Empecé el día como siempre. Me bañé, me vestí con lo primero que saqué del closet, tomé un sorbo rápido de café, me puse la back pack al hombro y salí corriendo. Caminé hasta la estación del metrobús mientras me colocaba los audífonos. Subí el primer escalón del transporte público con la mirada clavada en la punta de mis tenis. Los primeros acordes de la canción empezaban a sonar. Busqué distraídamente un asiento desocupado. No lo encontré. Así que me coloqué cerca de la ventana. Mis tenis seguían con la misma mancha desde hace tres meses –se parece al casco de Darth Vader– pensé.

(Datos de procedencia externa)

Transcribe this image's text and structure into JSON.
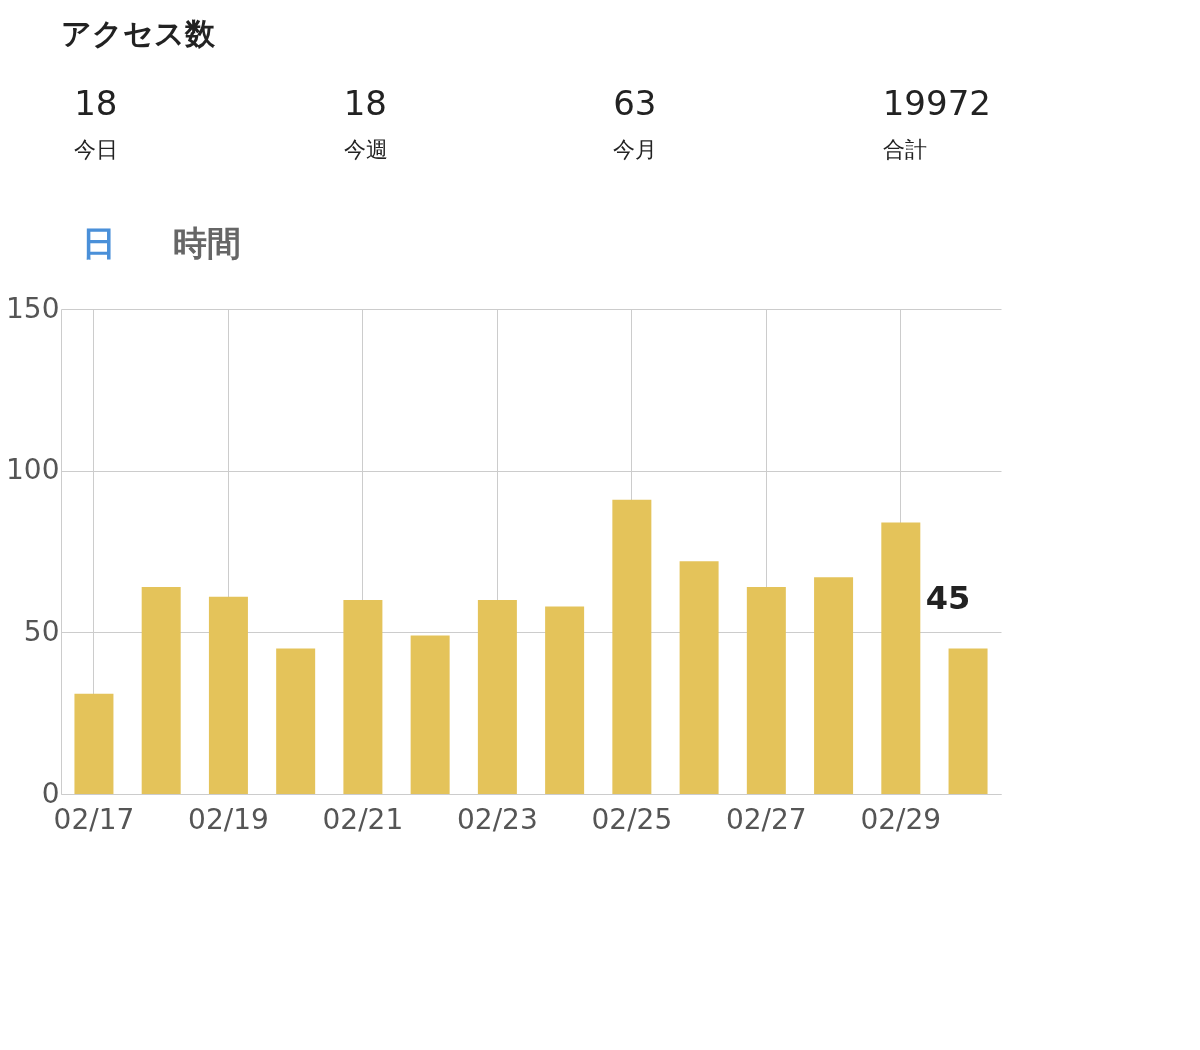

Sentí una extraña conmoción en el ambiente, el rumor de voces sorprendidas aumentaba rápidamente hasta no dejarme escuchar la música. Tuve la extraña sensación de que alguien fijaba pesadamente su mirada en mí, me sentí tan observado que tuve que girar la cabeza para ver a través de la ventana. Un enorme ojo enmarcado por unas alucinantes pestañas largas me miraba sin parpadear, era una jirafa que rumiaba apaciblemente una verde rama mientras caminaba a un lado del metrobús. Pensé que estaba dormido, pero cuando logré recuperarme de la sorpresa alcance a ver sobre el camellón de Insurgentes en el cruce de Reforma un dromedario que buscaba insistentemente, con sus curveados labios, algo entre los arbustos del camellón. Más lejos, dos chicas que patinaban sobre Reforma eran perseguidas por un par de avestruces que extendía sus alas en busca del vuelo eternamente negado.

Mi sorpresa era tal que decidí bajarme para contemplar más de cerca el espectáculo digno de una película de Luis Buñuel. Así que –entre los gritos de dos mujeres que me decían que no era seguro abandonar el metrobús, los rezos de un grupo de monjas y el llanto de un hombre que hablaba del Apocalipsis– me bajé en la estación Revolución y caminé sobre Insurgentes. Afuera, la presencia de animales que no pertenecían a la fauna habitual de la ciudad parecía no alterar las actividades de la gente de la zona. Llegué hasta la Plaza de la República donde un grupo de niños jugaba con dos amistosos venados. En una de las columnas del Monumento a la Revolución un león rascaba perezosamente su espalda, mientras un águila calva sobrevolaba el lugar y un oso grizzly dormía profundamente en una de las bancas de la plaza. En la cafetería a un lado del Frontón México se encontraba una tropa de viejos con boinas y puros alrededor de una mesa escuchando la radio: “El grupo denominado “¿Y por qué no?” ha decido liberar a todos los animales del Zoológico de Chapultepec. Los animales han acogido con tranquilidad el acontecimiento, pues se han mostrado contentos de volver a convivir con las personas como lo hacían al principio de la creación. Por su parte los ciudadanos han decidido entrar en contacto con su lado natural y apagar computadoras, dispositivos móviles, tablets y demás aparatos electrónicos, para ir a jugar con los conejos, descansar sobre el caparazón de monumentales tortugas y hundir los dedos entre el pelaje de las simpáticas llamas”.

Entonces decidí volver a lo básico, olvidarme de las manchas en mis tenis y permitirme ser libre y natural. Corrí a treparme al árbol más cercano con los chimpancés que me recibieron cálidamente como uno de los suyos. Juntos aventamos puñados de hojas a todo aquél que pasaba por debajo del árbol. Me reí como nunca. –¿Por qué no atreverse a volver a lo básico?– pensé.